In the 1863 United States, postal rates were standardized, meaning a letter could be mailed anywhere in the country for the same price. Twenty years later, and again in 1885, rates were reduced — as in rate decreases. The price of a stamp went down three times in a quarter-century.
It only made sense, the postmaster general explained, as ever increasing volumes of mail could only result in efficiencies from economies of scale.
At my printing company, we send customized marketing packets to prospects after we make initial contact. We include some combination of a personal letter, various Copresco publications, samples, case histories and technical materials.
Depending upon size and weight, we used to dispatch these packets by either First Class mail or United Parcel Service.
Some years ago, I stumbled upon USPS Flat Rate Priority Mail envelopes. These large chipboard mailers look like overnight packages, and at current rates they cost $4.95 each to mail, no matter how much or how little they contain.
This is more than First Class mail or UPS ground, but the package looks important and makes the same impact as an overnight package for much less money.
A while back, a package was returned to me one year after I mailed it out. Though properly addressed, it was marked undeliverable. The address was in the midwestern United States, but the markings on the envelope clearly showed that it had spent considerable time visiting a military base in Asia.
Thanks to Paul Peterson of Moran Printing (Baton Rouge, LA) for this letter:
“I just read Johnson's World in American Printer magazine. I must agree with you that ink on paper is the best way to emphasize the importance of a letter. Nothing says it better than a high quality letter on fine stationery, personally signed by the author.
“In a former life as a certified public accountant, I have written many a letter to my senator or representative about a tax matter of importance to my clients. Most of the time the response from the legislators' office was made by a clerk or assistant, but sometimes we got that personal touch from the elected official.
“A personal letter still has power of communication on a formal level. Emails are just too loose in structure, and for permanent storage in a file folder, you still have to print the darn things out.

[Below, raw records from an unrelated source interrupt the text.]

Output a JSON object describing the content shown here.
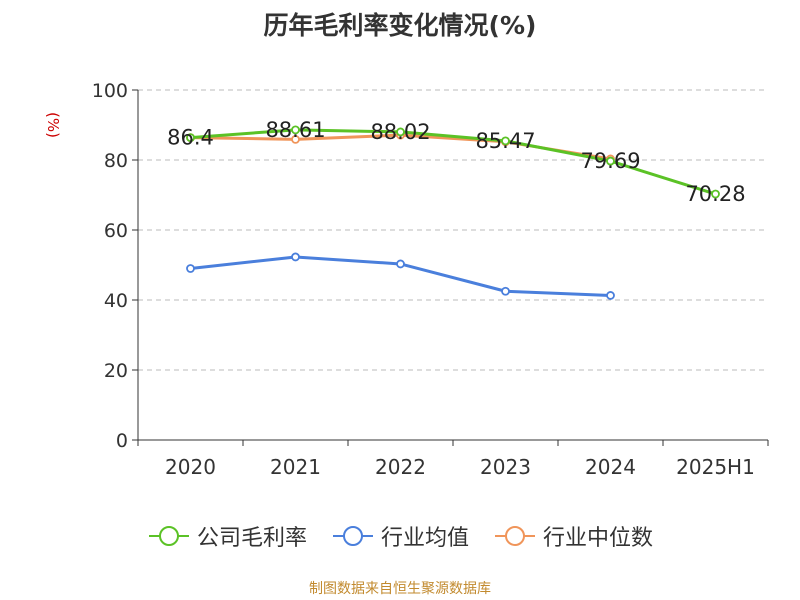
{
  "title": "历年毛利率变化情况(%)",
  "source": "制图数据来自恒生聚源数据库",
  "chart_data": {
    "type": "line",
    "title": "历年毛利率变化情况(%)",
    "ylabel": "(%)",
    "ylim": [
      0,
      100
    ],
    "yticks": [
      0,
      20,
      40,
      60,
      80,
      100
    ],
    "grid": true,
    "legend_position": "bottom",
    "categories": [
      "2020",
      "2021",
      "2022",
      "2023",
      "2024",
      "2025H1"
    ],
    "series": [
      {
        "name": "公司毛利率",
        "color": "#5bc226",
        "values": [
          86.4,
          88.61,
          88.02,
          85.47,
          79.69,
          70.28
        ],
        "labels": [
          "86.4",
          "88.61",
          "88.02",
          "85.47",
          "79.69",
          "70.28"
        ]
      },
      {
        "name": "行业均值",
        "color": "#4a7fdc",
        "values": [
          49.0,
          52.3,
          50.3,
          42.5,
          41.3,
          null
        ]
      },
      {
        "name": "行业中位数",
        "color": "#f0955a",
        "values": [
          86.4,
          85.9,
          87.1,
          85.2,
          80.3,
          null
        ]
      }
    ]
  }
}
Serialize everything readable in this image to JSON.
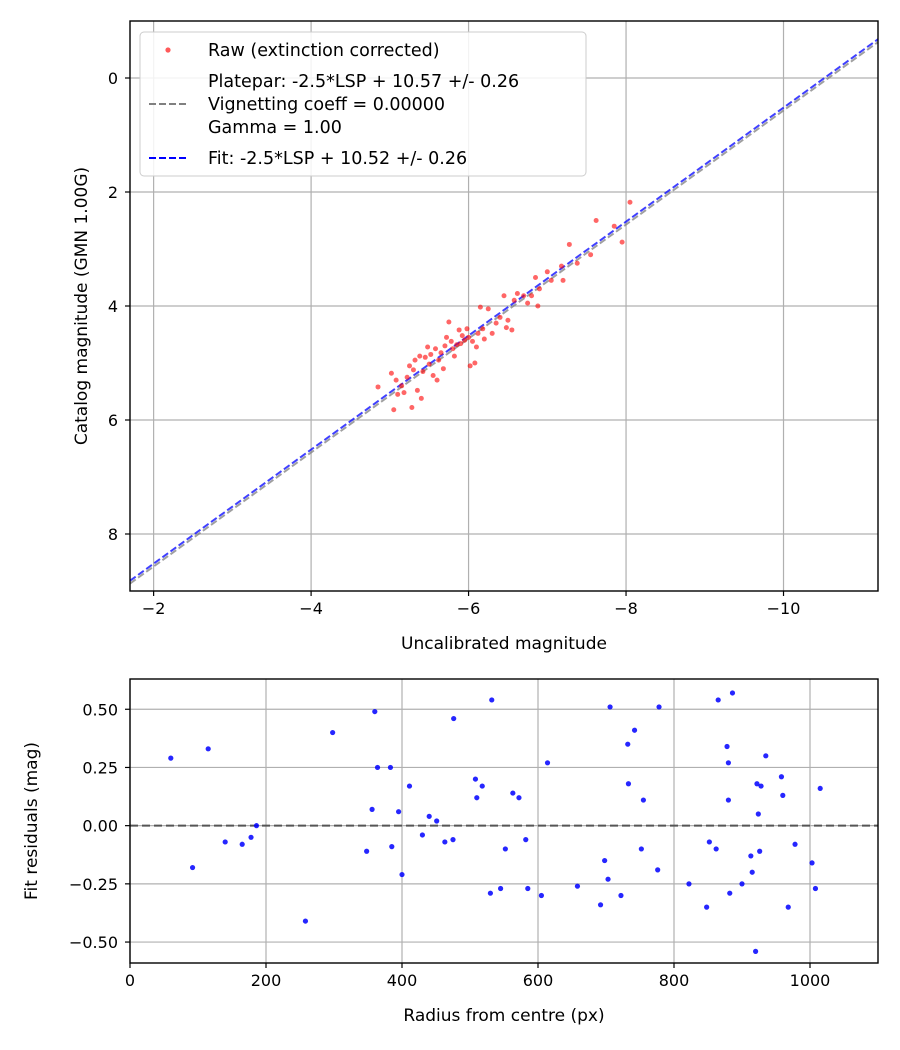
{
  "chart_data": [
    {
      "type": "scatter",
      "title": "",
      "xlabel": "Uncalibrated magnitude",
      "ylabel": "Catalog magnitude (GMN 1.00G)",
      "xlim": [
        -1.7,
        -11.2
      ],
      "ylim": [
        -1.0,
        9.0
      ],
      "x_inverted": true,
      "y_inverted": true,
      "grid": true,
      "xticks": [
        -2,
        -4,
        -6,
        -8,
        -10
      ],
      "xtick_labels": [
        "−2",
        "−4",
        "−6",
        "−8",
        "−10"
      ],
      "yticks": [
        0,
        2,
        4,
        6,
        8
      ],
      "ytick_labels": [
        "0",
        "2",
        "4",
        "6",
        "8"
      ],
      "legend_position": "upper-left",
      "legend": [
        {
          "label": "Raw (extinction corrected)",
          "marker": "dot",
          "color": "#ff0000"
        },
        {
          "label_lines": [
            "Platepar: -2.5*LSP + 10.57 +/- 0.26",
            "Vignetting coeff = 0.00000",
            "Gamma = 1.00"
          ],
          "marker": "dashed-line",
          "color": "#808080"
        },
        {
          "label": "Fit: -2.5*LSP + 10.52 +/- 0.26",
          "marker": "dashed-line",
          "color": "#0000ff"
        }
      ],
      "series": [
        {
          "name": "Raw (extinction corrected)",
          "kind": "points",
          "color": "#ff0000",
          "points": [
            [
              -4.85,
              5.42
            ],
            [
              -5.02,
              5.18
            ],
            [
              -5.05,
              5.82
            ],
            [
              -5.08,
              5.3
            ],
            [
              -5.1,
              5.55
            ],
            [
              -5.15,
              5.4
            ],
            [
              -5.18,
              5.52
            ],
            [
              -5.22,
              5.25
            ],
            [
              -5.25,
              5.05
            ],
            [
              -5.28,
              5.78
            ],
            [
              -5.3,
              5.12
            ],
            [
              -5.32,
              4.95
            ],
            [
              -5.35,
              5.48
            ],
            [
              -5.38,
              4.88
            ],
            [
              -5.4,
              5.62
            ],
            [
              -5.42,
              5.15
            ],
            [
              -5.45,
              4.9
            ],
            [
              -5.48,
              4.72
            ],
            [
              -5.5,
              5.02
            ],
            [
              -5.52,
              4.85
            ],
            [
              -5.55,
              5.22
            ],
            [
              -5.58,
              4.75
            ],
            [
              -5.6,
              5.3
            ],
            [
              -5.62,
              4.95
            ],
            [
              -5.65,
              4.82
            ],
            [
              -5.68,
              5.1
            ],
            [
              -5.7,
              4.7
            ],
            [
              -5.72,
              4.55
            ],
            [
              -5.75,
              4.28
            ],
            [
              -5.78,
              4.62
            ],
            [
              -5.8,
              4.75
            ],
            [
              -5.82,
              4.88
            ],
            [
              -5.85,
              4.68
            ],
            [
              -5.88,
              4.42
            ],
            [
              -5.9,
              4.66
            ],
            [
              -5.92,
              4.52
            ],
            [
              -5.95,
              4.6
            ],
            [
              -5.98,
              4.4
            ],
            [
              -6.0,
              4.55
            ],
            [
              -6.02,
              5.05
            ],
            [
              -6.05,
              4.62
            ],
            [
              -6.08,
              5.0
            ],
            [
              -6.1,
              4.72
            ],
            [
              -6.12,
              4.48
            ],
            [
              -6.15,
              4.02
            ],
            [
              -6.18,
              4.4
            ],
            [
              -6.2,
              4.58
            ],
            [
              -6.25,
              4.05
            ],
            [
              -6.3,
              4.48
            ],
            [
              -6.35,
              4.3
            ],
            [
              -6.4,
              4.2
            ],
            [
              -6.45,
              3.82
            ],
            [
              -6.48,
              4.38
            ],
            [
              -6.5,
              4.25
            ],
            [
              -6.55,
              4.42
            ],
            [
              -6.58,
              3.9
            ],
            [
              -6.62,
              3.78
            ],
            [
              -6.7,
              3.82
            ],
            [
              -6.75,
              3.95
            ],
            [
              -6.8,
              3.82
            ],
            [
              -6.85,
              3.5
            ],
            [
              -6.88,
              4.0
            ],
            [
              -6.9,
              3.7
            ],
            [
              -7.0,
              3.4
            ],
            [
              -7.05,
              3.55
            ],
            [
              -7.18,
              3.3
            ],
            [
              -7.2,
              3.55
            ],
            [
              -7.28,
              2.92
            ],
            [
              -7.38,
              3.25
            ],
            [
              -7.55,
              3.1
            ],
            [
              -7.62,
              2.5
            ],
            [
              -7.85,
              2.6
            ],
            [
              -7.95,
              2.88
            ],
            [
              -8.05,
              2.18
            ]
          ]
        },
        {
          "name": "Platepar",
          "kind": "line",
          "color": "#808080",
          "slope": 1.0,
          "intercept": 10.57
        },
        {
          "name": "Fit",
          "kind": "line",
          "color": "#0000ff",
          "slope": 1.0,
          "intercept": 10.52
        }
      ]
    },
    {
      "type": "scatter",
      "title": "",
      "xlabel": "Radius from centre (px)",
      "ylabel": "Fit residuals (mag)",
      "xlim": [
        0,
        1100
      ],
      "ylim": [
        -0.59,
        0.63
      ],
      "grid": true,
      "xticks": [
        0,
        200,
        400,
        600,
        800,
        1000
      ],
      "xtick_labels": [
        "0",
        "200",
        "400",
        "600",
        "800",
        "1000"
      ],
      "yticks": [
        -0.5,
        -0.25,
        0.0,
        0.25,
        0.5
      ],
      "ytick_labels": [
        "−0.50",
        "−0.25",
        "0.00",
        "0.25",
        "0.50"
      ],
      "reference_line": {
        "y": 0.0,
        "style": "dashed",
        "color": "#555555"
      },
      "series": [
        {
          "name": "Residuals",
          "kind": "points",
          "color": "#0000ff",
          "points": [
            [
              60,
              0.29
            ],
            [
              92,
              -0.18
            ],
            [
              115,
              0.33
            ],
            [
              140,
              -0.07
            ],
            [
              165,
              -0.08
            ],
            [
              178,
              -0.05
            ],
            [
              186,
              0.0
            ],
            [
              258,
              -0.41
            ],
            [
              298,
              0.4
            ],
            [
              348,
              -0.11
            ],
            [
              356,
              0.07
            ],
            [
              360,
              0.49
            ],
            [
              364,
              0.25
            ],
            [
              383,
              0.25
            ],
            [
              385,
              -0.09
            ],
            [
              395,
              0.06
            ],
            [
              400,
              -0.21
            ],
            [
              411,
              0.17
            ],
            [
              430,
              -0.04
            ],
            [
              440,
              0.04
            ],
            [
              451,
              0.02
            ],
            [
              463,
              -0.07
            ],
            [
              475,
              -0.06
            ],
            [
              476,
              0.46
            ],
            [
              508,
              0.2
            ],
            [
              510,
              0.12
            ],
            [
              518,
              0.17
            ],
            [
              530,
              -0.29
            ],
            [
              532,
              0.54
            ],
            [
              545,
              -0.27
            ],
            [
              552,
              -0.1
            ],
            [
              563,
              0.14
            ],
            [
              572,
              0.12
            ],
            [
              582,
              -0.06
            ],
            [
              585,
              -0.27
            ],
            [
              605,
              -0.3
            ],
            [
              614,
              0.27
            ],
            [
              658,
              -0.26
            ],
            [
              692,
              -0.34
            ],
            [
              698,
              -0.15
            ],
            [
              703,
              -0.23
            ],
            [
              706,
              0.51
            ],
            [
              722,
              -0.3
            ],
            [
              732,
              0.35
            ],
            [
              733,
              0.18
            ],
            [
              742,
              0.41
            ],
            [
              752,
              -0.1
            ],
            [
              755,
              0.11
            ],
            [
              776,
              -0.19
            ],
            [
              778,
              0.51
            ],
            [
              822,
              -0.25
            ],
            [
              848,
              -0.35
            ],
            [
              852,
              -0.07
            ],
            [
              862,
              -0.1
            ],
            [
              865,
              0.54
            ],
            [
              878,
              0.34
            ],
            [
              880,
              0.27
            ],
            [
              880,
              0.11
            ],
            [
              882,
              -0.29
            ],
            [
              886,
              0.57
            ],
            [
              900,
              -0.25
            ],
            [
              913,
              -0.13
            ],
            [
              915,
              -0.2
            ],
            [
              920,
              -0.54
            ],
            [
              922,
              0.18
            ],
            [
              924,
              0.05
            ],
            [
              926,
              -0.11
            ],
            [
              928,
              0.17
            ],
            [
              935,
              0.3
            ],
            [
              958,
              0.21
            ],
            [
              960,
              0.13
            ],
            [
              968,
              -0.35
            ],
            [
              978,
              -0.08
            ],
            [
              1003,
              -0.16
            ],
            [
              1008,
              -0.27
            ],
            [
              1015,
              0.16
            ]
          ]
        }
      ]
    }
  ]
}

“I remember when we would get mail delivered twice a day in downtown Baton Rouge. That could mean local mail delivered the same day and a response early the next day. That was 35 years ago. Boy have we made progress.”
Yes, in a generation we have moved from twice daily mail delivery to Postmaster General John Potter petitioning Congress to allow suspension of Saturday (or perhaps Wednesday) mail delivery.
The suspension would be “temporary” but “could last years,” which sounds permanent to me. The Postmaster General later said that five-day-per-week delivery was a “worst case scenario.” Past experience indicates that the worst case only gets worse.
I find it ironic that Benjamin Franklin, the patron saint of printers, also lays claim to being our nation's first Postmaster General, appointed by the 2nd Continental Congress in 1775.
In 1911 the United States Post Office began the Postal Savings System, with guaranteed savings and a fixed interest rate of 2% on deposits of up to $2,500. This program really took in the 1930s, when many people lost faith in private banks during the Great Depression. Another advantage: post offices were open 10 hours per day, six days per week, while banks kept their infamous “banker's hours.”
The programs declined in popularity when the Federal Deposit Insurance Corporation was created to allow banks to offer the same savings guarantee as the Postal System. Postal Savings was discontinued in 1966.
I dedicate the following story to everyone who is counting on our government to solve their problems.
The headline from the Associated Press was “Postal Service fixes long waits by removing clocks.”
“It's always long here,” the story quoted a patron waiting in line at a Fort Worth Texas Post Office as saying.
Apparently 37,000 post offices have had clocks removed from retail areas as part of a “retail standardization program” designed to give the public service areas a more uniform appearance, according to the Fort Worth Star-Telegram.
“We want people to focus on postal service and not the clock,” said a spokesman for the USPS in Dallas.
“Mr. Deadtree” promises “insights, analysis, practical advice, and smartaleck comments” on publication production and distribution. The anonymous blogger has written an unofficial guide to Flat Sequence Sortation (FSS) and also offers his take on proposed USPS service cutbacks and mail piece standards. See www.deadtreeedition.blogspot.com.